The move, effective from March this year, was a result of the gradual stitching together of two finance teams following the merger of Britain’s Logica and Anglo-Dutch CMG in 2002. “There was a need to upgrade our processes to reflect larger volumes, and we needed to create a platform that could be used by the entire group,” Radley explains. Adds group CFO Seamus Keating: “It’s no longer sufficient to just have your productive, billable capacity in lower cost locations. The more of your support costs that you can do in lower-cost parts of the world, the more competitive you’re going to be.”
Today, the U.K. finance function — handling around 60,000 supplier invoices, 36,000 customer invoices, and 500,000 ledger entries a year — is split between the firm’s headquarters in London, Bangalore, and Bridgend, South Wales. “Whether they’re onsite, offsite, near-shore, or offshore, they’re all part of the same structure, following the same standards and business systems,” says Radley.
One firm that has opted for the straight outsourcing route, meanwhile, is Danfoss, a €2 billion Danish manufacturer of heating and refrigeration systems. In July, the firm began to migrate transactional processes related to A/R, A/P, general ledger, and cash management and banking from 37 sites in 26 locations in Europe to a Capgemini-owned BPO centre in Krakow, Poland.

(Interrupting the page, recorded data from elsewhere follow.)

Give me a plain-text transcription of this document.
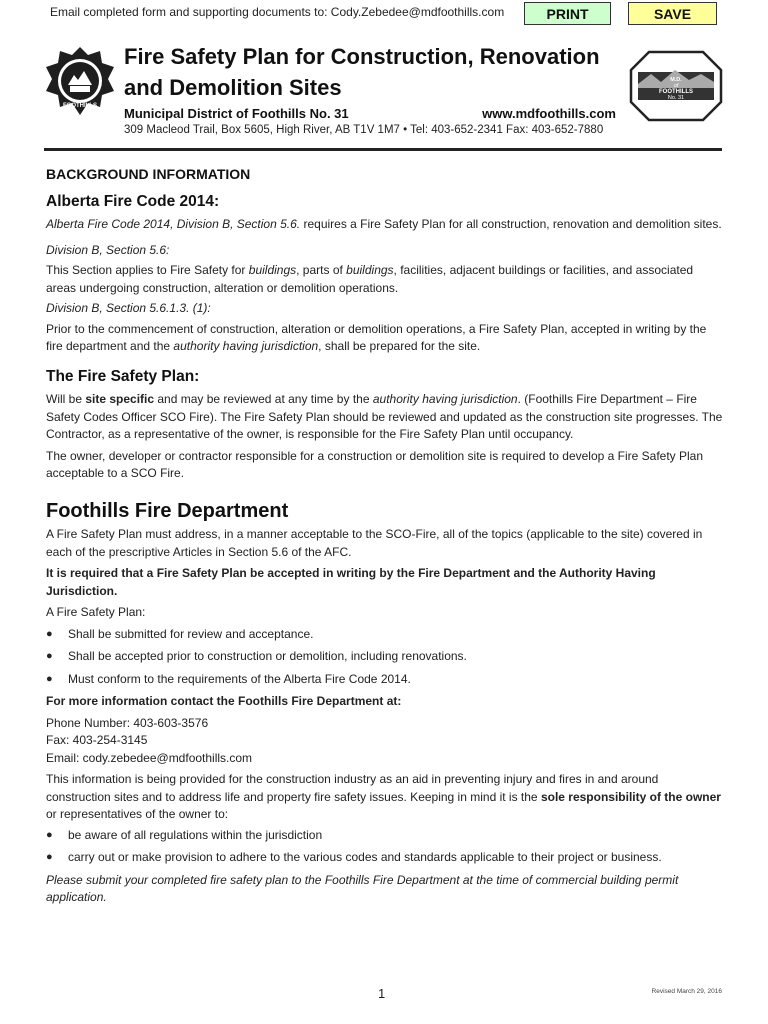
Email completed form and supporting documents to: Cody.Zebedee@mdfoothills.com	PRINT	SAVE
FOOTHILLS
Fire Safety Plan for Construction, Renovation
and Demolition Sites
Municipal District of Foothills No. 31	www.mdfoothills.com
309 Macleod Trail, Box 5605, High River, AB T1V 1M7 • Tel: 403-652-2341 Fax: 403-652-7880
M.D.
of
FOOTHILLS
No. 31
BACKGROUND INFORMATION
Alberta Fire Code 2014:

Alberta Fire Code 2014, Division B, Section 5.6. requires a Fire Safety Plan for all construction, renovation and demolition sites.

Division B, Section 5.6:

This Section applies to Fire Safety for buildings, parts of buildings, facilities, adjacent buildings or facilities, and associated areas undergoing construction, alteration or demolition operations.

Division B, Section 5.6.1.3. (1):

Prior to the commencement of construction, alteration or demolition operations, a Fire Safety Plan, accepted in writing by the fire department and the authority having jurisdiction, shall be prepared for the site.

The Fire Safety Plan:

Will be site specific and may be reviewed at any time by the authority having jurisdiction. (Foothills Fire Department – Fire Safety Codes Officer SCO Fire). The Fire Safety Plan should be reviewed and updated as the construction site progresses. The Contractor, as a representative of the owner, is responsible for the Fire Safety Plan until occupancy.

The owner, developer or contractor responsible for a construction or demolition site is required to develop a Fire Safety Plan acceptable to a SCO Fire.

Foothills Fire Department

A Fire Safety Plan must address, in a manner acceptable to the SCO-Fire, all of the topics (applicable to the site) covered in each of the prescriptive Articles in Section 5.6 of the AFC.

It is required that a Fire Safety Plan be accepted in writing by the Fire Department and the Authority Having Jurisdiction.

A Fire Safety Plan:

● Shall be submitted for review and acceptance.
● Shall be accepted prior to construction or demolition, including renovations.
● Must conform to the requirements of the Alberta Fire Code 2014.

For more information contact the Foothills Fire Department at:

Phone Number: 403-603-3576

Fax: 403-254-3145

Email: cody.zebedee@mdfoothills.com

This information is being provided for the construction industry as an aid in preventing injury and fires in and around construction sites and to address life and property fire safety issues. Keeping in mind it is the sole responsibility of the owner or representatives of the owner to:

● be aware of all regulations within the jurisdiction
● carry out or make provision to adhere to the various codes and standards applicable to their project or business.

Please submit your completed fire safety plan to the Foothills Fire Department at the time of commercial building permit application.

1	Revised March 29, 2016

CFO Ole Steen Andersen says it took a year of internal debates about the merits of both in-house and outsourcing models to settle on the €20m, seven-year deal. As he explains, the original plan was to centralize the “less strategic parts of the finance function” within the firm’s captive operation (covering IT, logistics, admin, and HR), and to find somewhere in Europe to house this new finance arm. “But when it came to making a decision on location, we got more and more into thinking about outsourcing, relying on someone else’s experience,” he says. “Aside from the reductions in operating costs, we saw we could achieve greater visibility, consolidation and accountability, and move from a country-based organization to one that is process led.”
Outsourcing was something Danfoss had considered before. What held the firm back, says Andersen, was a misperception that they were activities only Danfoss could do: “It takes a little bit of time to get around that, to say, ‘OK, maybe it’s not really true.’ ” And now that Denmark’s largest industrial group has led the way, he expects others to follow: “Every company should at least think about it.”
Whatever model a firm selects, it should be reviewed regularly, says Cecil of EquaTerra, “to see if the blend you’ve selected is still the right fit.” That applies, of course, if the company has outsourced a chunk of finance processes: “After the initial flurry of post-contract excitement, there’s a clear danger that BPO arrangements slide into maintenance mode,” warns Simon Lindley, a London-based consultant at Orbys Consulting, an outsourcing advisory firm. But it applies just as much to SSCs. Says Tornbohm of Gartner: “SSCs don’t necessarily have service level agreements, and if they haven’t been performing to a level you’d like, you can’t penalize them, because you’d be penalizing yourself.”
One thing is certain: there’s no going back to the way things were. “Ten years ago, back-office accounting was pretty basic: finance sat next to everybody else, did debits and credits and reported up,” says Searle of Cendant TDS. “Today there are so many options available.”